Kakadu National Park

Author: CreationEarth.com | (Comments)

Kakadu National Park, located in Australia's Northern Territory, contains nearly 20,000 square kilometers of natural, geological, and archaeological treasures. There are so many valuable pieces of Australia's ecological and cultural history in the park that it was placed in its entirety on the UNESCO World Heritage List in 1992. The word "Kakadu" itself is a misspelling of "gaagudju", an Aboriginal language. The park has been home to Indigenous Aboriginal people for thousands of years, and contains many detailed rock paintings which provide insight into how life was at the site long ago. The rock art at Nanguluwur, Ubirr, and Burrunguy are very well preserved examples.

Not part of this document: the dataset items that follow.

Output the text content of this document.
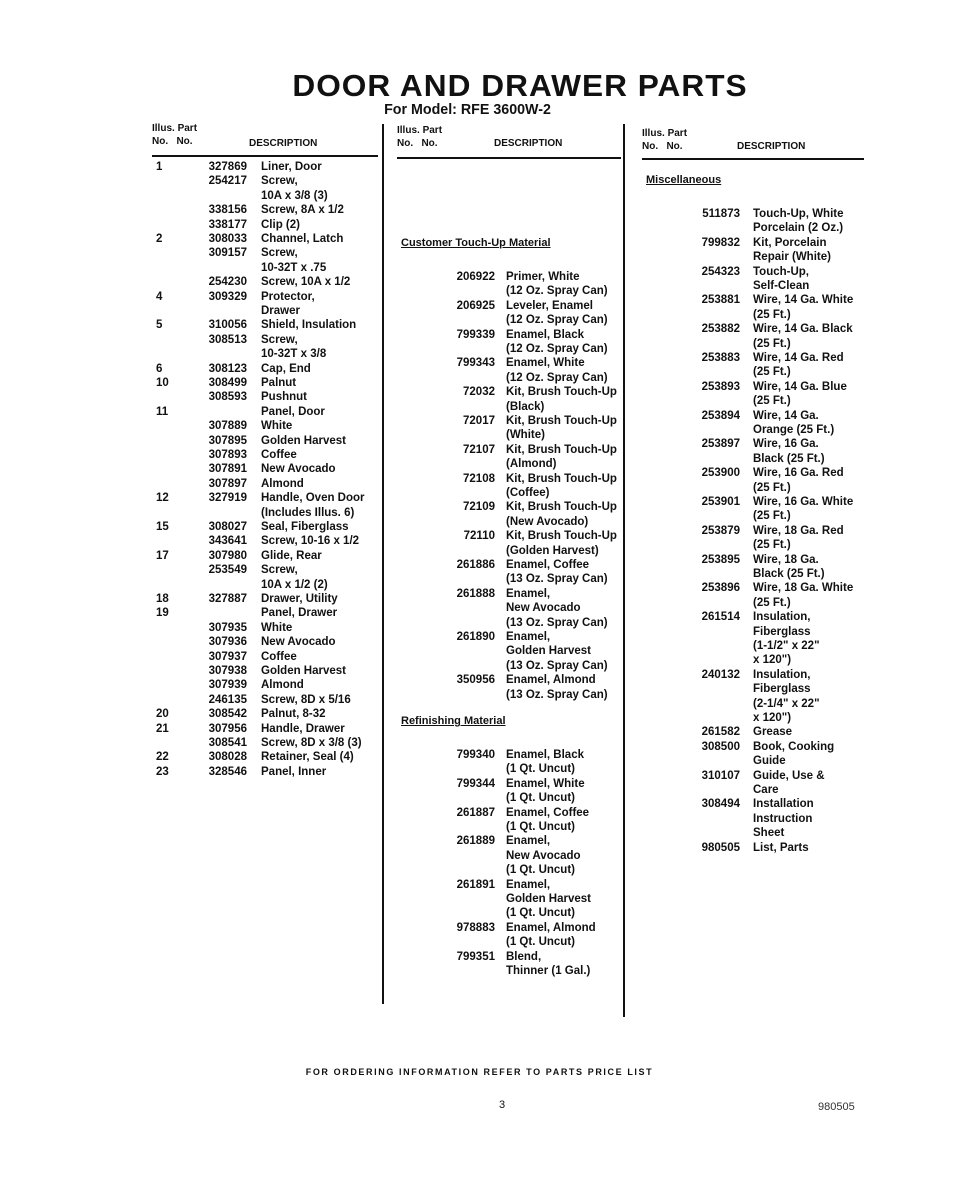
DOOR AND DRAWER PARTS
For Model: RFE 3600W-2
Illus. Part
No. No.	DESCRIPTION
Illus. Part
No. No.	DESCRIPTION
Illus. Part
No. No.	DESCRIPTION
1	327869 Liner, Door
254217 Screw,
10A x 3/8 (3)
338156 Screw, 8A x 1/2
338177 Clip (2)
2	308033 Channel, Latch
309157 Screw,
10-32T x .75
254230 Screw, 10A x 1/2
4	309329 Protector,
Drawer
5	310056 Shield, Insulation
308513 Screw,
10-32T x 3/8
6	308123 Cap, End
10	308499 Palnut
308593 Pushnut
11	Panel, Door
307889 White
307895 Golden Harvest
307893 Coffee
307891 New Avocado
307897 Almond
12	327919 Handle, Oven Door
(Includes Illus. 6)
15	308027 Seal, Fiberglass
343641 Screw, 10-16 x 1/2
17	307980 Glide, Rear
253549 Screw,
10A x 1/2 (2)
18	327887 Drawer, Utility
19	Panel, Drawer
307935 White
307936 New Avocado
307937 Coffee
307938 Golden Harvest
307939 Almond
246135 Screw, 8D x 5/16
20	308542 Palnut, 8-32
21	307956 Handle, Drawer
308541 Screw, 8D x 3/8 (3)
22	308028 Retainer, Seal (4)
23	328546 Panel, Inner
Customer Touch-Up Material
206922 Primer, White
(12 Oz. Spray Can)
206925 Leveler, Enamel
(12 Oz. Spray Can)
799339 Enamel, Black
(12 Oz. Spray Can)
799343 Enamel, White
(12 Oz. Spray Can)
72032 Kit, Brush Touch-Up
(Black)
72017 Kit, Brush Touch-Up
(White)
72107 Kit, Brush Touch-Up
(Almond)
72108 Kit, Brush Touch-Up
(Coffee)
72109 Kit, Brush Touch-Up
(New Avocado)
72110 Kit, Brush Touch-Up
(Golden Harvest)
261886 Enamel, Coffee
(13 Oz. Spray Can)
261888 Enamel,
New Avocado
(13 Oz. Spray Can)
261890 Enamel,
Golden Harvest
(13 Oz. Spray Can)
350956 Enamel, Almond
(13 Oz. Spray Can)
Refinishing Material
799340 Enamel, Black
(1 Qt. Uncut)
799344 Enamel, White
(1 Qt. Uncut)
261887 Enamel, Coffee
(1 Qt. Uncut)
261889 Enamel,
New Avocado
(1 Qt. Uncut)
261891 Enamel,
Golden Harvest
(1 Qt. Uncut)
978883 Enamel, Almond
(1 Qt. Uncut)
799351 Blend,
Thinner (1 Gal.)
Miscellaneous
511873 Touch-Up, White
Porcelain (2 Oz.)
799832 Kit, Porcelain
Repair (White)
254323 Touch-Up,
Self-Clean
253881 Wire, 14 Ga. White
(25 Ft.)
253882 Wire, 14 Ga. Black
(25 Ft.)
253883 Wire, 14 Ga. Red
(25 Ft.)
253893 Wire, 14 Ga. Blue
(25 Ft.)
253894 Wire, 14 Ga.
Orange (25 Ft.)
253897 Wire, 16 Ga.
Black (25 Ft.)
253900 Wire, 16 Ga. Red
(25 Ft.)
253901 Wire, 16 Ga. White
(25 Ft.)
253879 Wire, 18 Ga. Red
(25 Ft.)
253895 Wire, 18 Ga.
Black (25 Ft.)
253896 Wire, 18 Ga. White
(25 Ft.)
261514 Insulation,
Fiberglass
(1-1/2" x 22"
x 120")
240132 Insulation,
Fiberglass
(2-1/4" x 22"
x 120")
261582 Grease
308500 Book, Cooking
Guide
310107 Guide, Use &
Care
308494 Installation
Instruction
Sheet
980505 List, Parts
FOR ORDERING INFORMATION REFER TO PARTS PRICE LIST
3	980505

A vast array of remarkable wildlife live in the park, including over 280 types of birds, approximately 60 species of mammals, 10,000 insect species, and over 50 kinds of freshwater animals. Kangaroos, wallabies, bandicoots, dingoes, finches, the red goshawk, partridge pigeon, geese, frill-necked lizard, and goanna are just a few of the many animals residing in the park. There are over 1,700 species of flora within Kakadu National Park, and each of the park's distinct geographical regions has its own specialized plants. Some of the plant species found there include the lotus flower, freshwater mangrove tree, white snowflake waterlily, spear grass, and the kapok tree.

There are several types of landforms in the area, the most prominent being lowlands, estuaries, floodplains, the outliers, the stone country, and the southern hills and basins. The Arnhem Plateau, part of the stone country, is one of the most well-known landforms in Kakadu National Park and is also the only place where one can find a species of tree called Allosyncarpia ternata, also known as the An-binik. Jim Jim Falls and the Mamukala wetlands are also prominent land features in the park. Four major rivers -- the East and West Alligator Rivers, South Alligator River, and Wildman River -- flow through Kakadu National Park and change according to the area's wet and dry seasons. Kakadu National park also surrounds the Ranger Uranium Mine, which is among the most uranium-rich sites on Earth.